A 17-year-old boy with a heart rate of 210 beats per minute was referred to our department for catheter ablation to treat his paroxysmal supraventricular tachycardia. The 12-lead electrocardiogram (ECG) was normal at baseline. Cardiac electrophysiologic study was performed after the informed consent was obtained. There was retrograde conduction via the atrioventricular (AV) node and the bypass tract. Irregular narrow QRS tachycardia was induced by programmed electrical stimulation (Fig. 1). During the tachycardia, there was a stable 1:1 ventriculoatrial (VA) relation and the same retrograde atrial activation sequence was seen with a fixed VA interval of 100 ms at the distal coronary sinus. Variations in the AH interval preceded the respective changes in the subsequent ventricular cycle length [the relative risk (RR) interval]. Catheter ablation of the concealed left free wall bypass tract was successfully done. Because there were AH jump and two AV nodal echo beats with the patient under isoproterenol infusion, ablation of the slow pathway was also performed.
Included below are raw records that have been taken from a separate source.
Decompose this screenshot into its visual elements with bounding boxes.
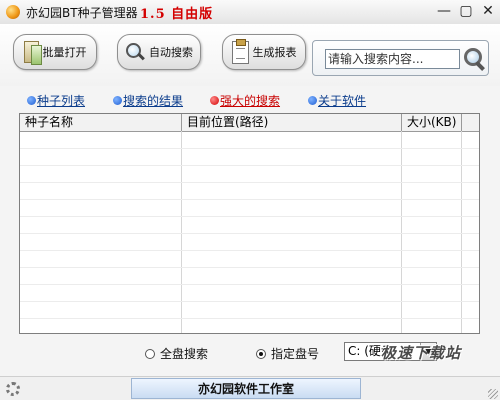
radio-indicator <box>145 348 155 359</box>
generate-report-label: 生成报表 <box>252 46 297 59</box>
bullet-icon <box>308 96 317 105</box>
batch-open-label: 批量打开 <box>42 46 87 59</box>
search-panel <box>312 40 489 76</box>
row-divider <box>20 250 479 251</box>
torrent-table[interactable]: 种子名称 目前位置(路径) 大小(KB) <box>19 113 480 334</box>
tab-label: 强大的搜索 <box>220 94 281 108</box>
radio-all-drives[interactable]: 全盘搜索 <box>145 345 208 362</box>
radio-indicator-checked <box>256 348 266 359</box>
column-header-size[interactable]: 大小(KB) <box>402 114 462 131</box>
bullet-icon <box>27 96 36 105</box>
row-divider <box>20 216 479 217</box>
tab-torrent-list[interactable]: 种子列表 <box>27 92 85 109</box>
table-header: 种子名称 目前位置(路径) 大小(KB) <box>20 114 479 132</box>
generate-report-button[interactable]: 生成报表 <box>222 34 306 70</box>
column-header-path[interactable]: 目前位置(路径) <box>182 114 402 131</box>
row-divider <box>20 301 479 302</box>
resize-grip-icon[interactable] <box>488 389 498 399</box>
radio-all-label: 全盘搜索 <box>160 347 209 361</box>
window-title: 亦幻园BT种子管理器 <box>26 6 138 20</box>
search-input[interactable] <box>325 49 460 69</box>
radio-drive-label: 指定盘号 <box>271 347 320 361</box>
row-divider <box>20 233 479 234</box>
title-bar: 亦幻园BT种子管理器 1.5 自由版 — ▢ ✕ <box>0 0 500 25</box>
search-icon[interactable] <box>459 43 487 73</box>
tab-label: 关于软件 <box>318 94 367 108</box>
row-divider <box>20 148 479 149</box>
bullet-icon <box>113 96 122 105</box>
auto-search-label: 自动搜索 <box>149 46 193 59</box>
row-divider <box>20 318 479 319</box>
studio-label: 亦幻园软件工作室 <box>131 378 361 399</box>
loading-spinner-icon <box>6 382 20 396</box>
magnifier-icon <box>125 42 145 62</box>
batch-open-button[interactable]: 批量打开 <box>13 34 97 70</box>
row-divider <box>20 165 479 166</box>
bullet-icon <box>210 96 219 105</box>
app-icon <box>6 5 20 19</box>
watermark-logo: 极速下载站 <box>381 344 462 362</box>
tab-label: 搜索的结果 <box>123 94 184 108</box>
row-divider <box>20 267 479 268</box>
app-window: 亦幻园BT种子管理器 1.5 自由版 — ▢ ✕ 批量打开 自动搜索 生成报表 … <box>0 0 500 400</box>
maximize-button[interactable]: ▢ <box>455 1 477 22</box>
tab-label: 种子列表 <box>37 94 86 108</box>
minimize-button[interactable]: — <box>433 1 455 22</box>
column-header-extra[interactable] <box>462 114 479 131</box>
radio-specific-drive[interactable]: 指定盘号 <box>256 345 319 362</box>
status-bar: 亦幻园软件工作室 <box>0 376 500 400</box>
clipboard-icon <box>231 38 249 64</box>
column-header-name[interactable]: 种子名称 <box>20 114 182 131</box>
tab-bar: 种子列表 搜索的结果 强大的搜索 关于软件 <box>0 86 500 110</box>
tab-powerful-search[interactable]: 强大的搜索 <box>210 92 280 109</box>
tab-search-results[interactable]: 搜索的结果 <box>113 92 183 109</box>
row-divider <box>20 182 479 183</box>
tab-about[interactable]: 关于软件 <box>308 92 366 109</box>
batch-open-icon <box>23 41 42 65</box>
close-button[interactable]: ✕ <box>476 1 500 22</box>
row-divider <box>20 284 479 285</box>
auto-search-button[interactable]: 自动搜索 <box>117 34 201 70</box>
window-version: 1.5 自由版 <box>140 7 214 22</box>
row-divider <box>20 199 479 200</box>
He remained free of palpitations during a 6-months follow-up period after the procedure. The differential diagnosis of irregular narrow QRS tachycardia includes atrial fibrillation, atrial tachycardia or flutter with variable AV block and a sinus rhythm with a double ventricular response. The dual AV node physiology and changes in the AV node refractoriness in this patient were attributed to the cycle length alternation during the atrioventricular reentrant tachycardia. Orthodromic AV reentrant tachycardia with marked cycle length alternations can mimic atrial fibrillation and it should be included in the differential diagnosis of irregular narrow QRS tachycardia.